(A)   This section describes the technical criteria necessary to design stormwater channels and ditches using conventional design procedures.
      (1)   These procedures shall be applied to roadside and rear yard ditches and highly urbanized channel.
         (2)   All blue line streams (especially in undisturbed areas) shall be designed using Natural Channel Design techniques, if possible.
      (3)   This criterion represents minimum requirements.
   (B)   Manning’s Equation is required, except in cases where backwater conditions are significant. All calculations must be submitted for review.
   (C)   Channels and ditches should be capable of conveying the ten-year storm flow within their banks. Through drainage systems (culverts, storm sewers and the like) shall generally be designed to collect and transport the post-development rate of runoff for the ten-year design storm. In all cases, the 100-year discharge elevation shall be checked to ensure that adjacent structures do not suffer flood damage.
   (D)   All through systems constructed must be capable of passing the 100-year design flow within the drainage easement.
   (E)   All open channels, whether private or public, and whether constructed on private or public land, shall conform to the design standards and other design requirements contained herein.
   (F)   The waterway for channels shall be determined using Manning’s Equation, where:
            Q = 1.486 R 2/3S1/2A
         Q = volumetric flow rate (cfs)
         R = the hydraulic radius in feet
         S = the slope of the energy grade line in feet per foot
         n = roughness coefficient
         A = cross-sectional area
The hydraulic radius, R, is defined as the cross sectional area of flow divided by the wetted flow surface or wetted perimeter.
   (G)   Channel cross section and grade: the design capacity, the material in which the channel is to be constructed, and the requirements for maintenance determine the required channel cross-section and grade. The channel grade shall be such that the velocity in the channel is high enough to prevent siltation but low enough to prevent erosion. Velocities less than one and one-half feet per second should be avoided because siltation will take place and ultimately reduce the channel cross-section.
   (H)   Side slopes: earthen channel side slopes shall be no steeper than three to one. Flatter slopes may be required to prevent erosion and for ease of maintenance. Where concrete lined channels are required, side slopes shall be no steeper than 12 to one with adequate provisions made for weep holes or subsurface drainage. Side slopes steeper than 12 to one may be used for lined channels provided that the side lining is designed and constructed as a retaining wall with provisions for live and dead load surcharge.
   (I)   Channel stability:
      (1)   All channels constructed shall have the following characteristics.
         (a)   It neither aggrades nor degrades beyond tolerable limits.
         (b)   The channel banks do not erode to the extent that the channel cross-section is changed appreciably.

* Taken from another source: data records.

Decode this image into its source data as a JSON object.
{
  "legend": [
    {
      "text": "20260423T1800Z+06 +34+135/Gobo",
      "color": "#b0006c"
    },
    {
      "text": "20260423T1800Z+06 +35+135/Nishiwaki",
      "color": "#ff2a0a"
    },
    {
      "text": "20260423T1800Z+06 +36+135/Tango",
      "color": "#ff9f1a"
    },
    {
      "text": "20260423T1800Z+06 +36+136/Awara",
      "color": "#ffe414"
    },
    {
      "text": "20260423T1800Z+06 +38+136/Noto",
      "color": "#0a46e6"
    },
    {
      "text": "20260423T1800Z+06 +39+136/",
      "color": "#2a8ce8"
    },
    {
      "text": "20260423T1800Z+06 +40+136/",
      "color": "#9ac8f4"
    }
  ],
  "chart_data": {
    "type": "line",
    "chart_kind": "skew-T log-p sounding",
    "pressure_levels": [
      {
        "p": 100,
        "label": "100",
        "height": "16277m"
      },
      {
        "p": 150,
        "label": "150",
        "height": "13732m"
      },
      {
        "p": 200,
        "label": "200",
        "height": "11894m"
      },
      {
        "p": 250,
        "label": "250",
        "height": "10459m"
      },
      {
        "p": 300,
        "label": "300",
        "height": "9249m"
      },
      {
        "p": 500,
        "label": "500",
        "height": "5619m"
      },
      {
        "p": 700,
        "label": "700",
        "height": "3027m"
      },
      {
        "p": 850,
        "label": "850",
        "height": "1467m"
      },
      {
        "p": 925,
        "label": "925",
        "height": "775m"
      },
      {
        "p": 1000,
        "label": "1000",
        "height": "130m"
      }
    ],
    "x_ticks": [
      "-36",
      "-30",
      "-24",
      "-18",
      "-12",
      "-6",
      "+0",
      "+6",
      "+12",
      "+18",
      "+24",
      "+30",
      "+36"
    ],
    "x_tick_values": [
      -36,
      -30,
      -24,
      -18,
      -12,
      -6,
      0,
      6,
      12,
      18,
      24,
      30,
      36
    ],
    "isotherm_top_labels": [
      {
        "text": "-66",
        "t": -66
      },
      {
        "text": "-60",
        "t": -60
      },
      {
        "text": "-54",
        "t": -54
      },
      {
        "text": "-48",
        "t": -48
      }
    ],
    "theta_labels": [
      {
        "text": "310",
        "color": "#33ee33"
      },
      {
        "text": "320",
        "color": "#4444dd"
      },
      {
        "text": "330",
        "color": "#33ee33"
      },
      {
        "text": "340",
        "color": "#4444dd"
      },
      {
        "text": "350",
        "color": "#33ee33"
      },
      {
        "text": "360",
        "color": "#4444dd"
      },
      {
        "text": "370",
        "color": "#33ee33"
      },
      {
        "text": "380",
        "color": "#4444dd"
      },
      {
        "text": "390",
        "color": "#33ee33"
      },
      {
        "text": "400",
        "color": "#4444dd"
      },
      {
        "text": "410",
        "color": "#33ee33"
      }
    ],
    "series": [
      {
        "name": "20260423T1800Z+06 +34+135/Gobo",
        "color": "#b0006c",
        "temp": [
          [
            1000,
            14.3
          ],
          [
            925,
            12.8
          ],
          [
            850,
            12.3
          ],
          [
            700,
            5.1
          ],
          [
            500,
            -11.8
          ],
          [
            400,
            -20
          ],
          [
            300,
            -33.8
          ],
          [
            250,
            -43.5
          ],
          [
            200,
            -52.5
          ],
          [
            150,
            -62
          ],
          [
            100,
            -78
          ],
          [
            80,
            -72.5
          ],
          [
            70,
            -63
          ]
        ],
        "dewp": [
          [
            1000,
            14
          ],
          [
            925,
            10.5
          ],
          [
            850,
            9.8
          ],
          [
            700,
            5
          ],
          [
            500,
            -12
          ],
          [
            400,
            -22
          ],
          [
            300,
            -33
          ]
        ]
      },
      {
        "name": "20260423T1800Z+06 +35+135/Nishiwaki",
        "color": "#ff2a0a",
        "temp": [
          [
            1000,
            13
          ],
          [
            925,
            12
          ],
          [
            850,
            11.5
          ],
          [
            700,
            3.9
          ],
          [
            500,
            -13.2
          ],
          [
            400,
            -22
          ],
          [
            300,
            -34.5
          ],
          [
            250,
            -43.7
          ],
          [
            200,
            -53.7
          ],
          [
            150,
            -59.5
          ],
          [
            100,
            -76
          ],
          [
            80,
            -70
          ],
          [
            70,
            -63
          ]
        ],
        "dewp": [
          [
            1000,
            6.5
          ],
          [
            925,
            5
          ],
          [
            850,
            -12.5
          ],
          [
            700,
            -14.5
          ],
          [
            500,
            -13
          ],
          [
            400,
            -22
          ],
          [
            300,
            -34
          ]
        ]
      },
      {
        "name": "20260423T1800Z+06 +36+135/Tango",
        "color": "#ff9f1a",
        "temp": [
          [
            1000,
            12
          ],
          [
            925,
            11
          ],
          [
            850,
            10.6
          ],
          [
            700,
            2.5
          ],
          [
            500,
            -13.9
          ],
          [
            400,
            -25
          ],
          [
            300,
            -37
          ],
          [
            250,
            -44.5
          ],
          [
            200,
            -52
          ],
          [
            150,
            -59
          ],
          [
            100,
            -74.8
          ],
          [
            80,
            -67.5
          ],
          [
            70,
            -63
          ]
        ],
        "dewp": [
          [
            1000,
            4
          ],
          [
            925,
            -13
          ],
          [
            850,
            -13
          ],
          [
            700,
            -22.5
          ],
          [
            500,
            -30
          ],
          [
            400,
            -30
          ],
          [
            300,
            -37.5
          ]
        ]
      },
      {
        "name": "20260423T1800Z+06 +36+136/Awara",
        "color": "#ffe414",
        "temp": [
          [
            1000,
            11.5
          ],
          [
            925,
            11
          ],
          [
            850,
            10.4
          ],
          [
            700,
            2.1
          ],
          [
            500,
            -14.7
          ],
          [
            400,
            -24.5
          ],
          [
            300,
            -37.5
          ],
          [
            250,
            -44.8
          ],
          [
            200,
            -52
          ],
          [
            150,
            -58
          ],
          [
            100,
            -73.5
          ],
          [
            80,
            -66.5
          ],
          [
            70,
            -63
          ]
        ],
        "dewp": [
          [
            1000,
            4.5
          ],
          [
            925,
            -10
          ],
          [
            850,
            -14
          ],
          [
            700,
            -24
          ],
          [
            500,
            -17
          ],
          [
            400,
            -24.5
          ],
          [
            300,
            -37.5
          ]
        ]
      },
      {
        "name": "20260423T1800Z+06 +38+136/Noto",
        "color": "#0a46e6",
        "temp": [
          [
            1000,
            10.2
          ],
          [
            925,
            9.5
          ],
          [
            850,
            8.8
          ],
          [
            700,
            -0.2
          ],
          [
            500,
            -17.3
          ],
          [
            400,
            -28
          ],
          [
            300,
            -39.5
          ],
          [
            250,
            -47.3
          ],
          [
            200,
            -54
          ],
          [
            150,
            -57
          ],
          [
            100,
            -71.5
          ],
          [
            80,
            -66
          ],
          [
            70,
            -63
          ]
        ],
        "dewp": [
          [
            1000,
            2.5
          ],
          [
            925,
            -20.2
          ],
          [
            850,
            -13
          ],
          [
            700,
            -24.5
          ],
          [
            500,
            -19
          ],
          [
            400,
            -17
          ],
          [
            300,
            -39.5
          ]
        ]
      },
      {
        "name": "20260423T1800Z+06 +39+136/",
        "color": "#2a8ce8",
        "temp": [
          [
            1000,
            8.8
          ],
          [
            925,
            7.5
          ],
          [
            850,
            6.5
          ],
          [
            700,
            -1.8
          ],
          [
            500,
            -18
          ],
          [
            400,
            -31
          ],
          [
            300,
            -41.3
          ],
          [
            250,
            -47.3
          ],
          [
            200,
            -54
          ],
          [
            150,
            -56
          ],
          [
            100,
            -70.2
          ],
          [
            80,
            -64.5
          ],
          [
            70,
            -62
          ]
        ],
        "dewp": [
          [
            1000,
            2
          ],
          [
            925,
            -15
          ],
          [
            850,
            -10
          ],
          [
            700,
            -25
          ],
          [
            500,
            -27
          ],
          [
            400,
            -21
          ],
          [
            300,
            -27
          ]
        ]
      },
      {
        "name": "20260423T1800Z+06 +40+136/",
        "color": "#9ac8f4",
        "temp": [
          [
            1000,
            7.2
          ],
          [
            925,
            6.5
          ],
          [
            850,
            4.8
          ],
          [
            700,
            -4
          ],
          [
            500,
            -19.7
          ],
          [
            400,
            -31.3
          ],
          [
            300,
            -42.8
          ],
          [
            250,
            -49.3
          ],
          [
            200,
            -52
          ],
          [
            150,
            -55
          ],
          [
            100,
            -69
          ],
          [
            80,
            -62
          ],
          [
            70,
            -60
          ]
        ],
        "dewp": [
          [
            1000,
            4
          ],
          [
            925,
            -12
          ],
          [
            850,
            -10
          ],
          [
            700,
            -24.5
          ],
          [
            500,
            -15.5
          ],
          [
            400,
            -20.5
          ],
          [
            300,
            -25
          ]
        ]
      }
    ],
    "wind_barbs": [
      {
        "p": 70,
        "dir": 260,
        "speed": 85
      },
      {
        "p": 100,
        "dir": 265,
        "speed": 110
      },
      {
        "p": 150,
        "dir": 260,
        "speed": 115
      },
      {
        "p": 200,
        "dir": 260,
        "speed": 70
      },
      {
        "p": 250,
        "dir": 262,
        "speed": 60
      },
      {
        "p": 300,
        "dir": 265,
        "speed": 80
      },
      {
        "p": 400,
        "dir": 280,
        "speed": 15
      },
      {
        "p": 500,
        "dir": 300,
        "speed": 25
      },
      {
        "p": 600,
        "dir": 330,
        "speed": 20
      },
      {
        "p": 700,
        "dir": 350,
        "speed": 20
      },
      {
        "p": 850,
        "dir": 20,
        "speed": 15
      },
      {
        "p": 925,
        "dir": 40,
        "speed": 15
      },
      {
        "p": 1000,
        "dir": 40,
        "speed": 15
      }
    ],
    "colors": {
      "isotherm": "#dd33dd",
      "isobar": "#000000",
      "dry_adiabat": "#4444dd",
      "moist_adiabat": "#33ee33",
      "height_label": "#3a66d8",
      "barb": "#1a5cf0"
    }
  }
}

         (c)   Excessive sediment bars do not develop.
         (d)   Excessive erosion does not occur around culverts, bridges or elsewhere.
         (e)   Gullies do not form or enlarge due to the entry of uncontrolled surface flow to the channel.
      (2)   Channel stability shall be determined for an aged condition and the velocity shall be based on the design flow or the bank full flow, whichever is greater, using “n” values for various channel linings. In no case is it necessary to check channel stability for discharges greater than that from a 100-year return period storm.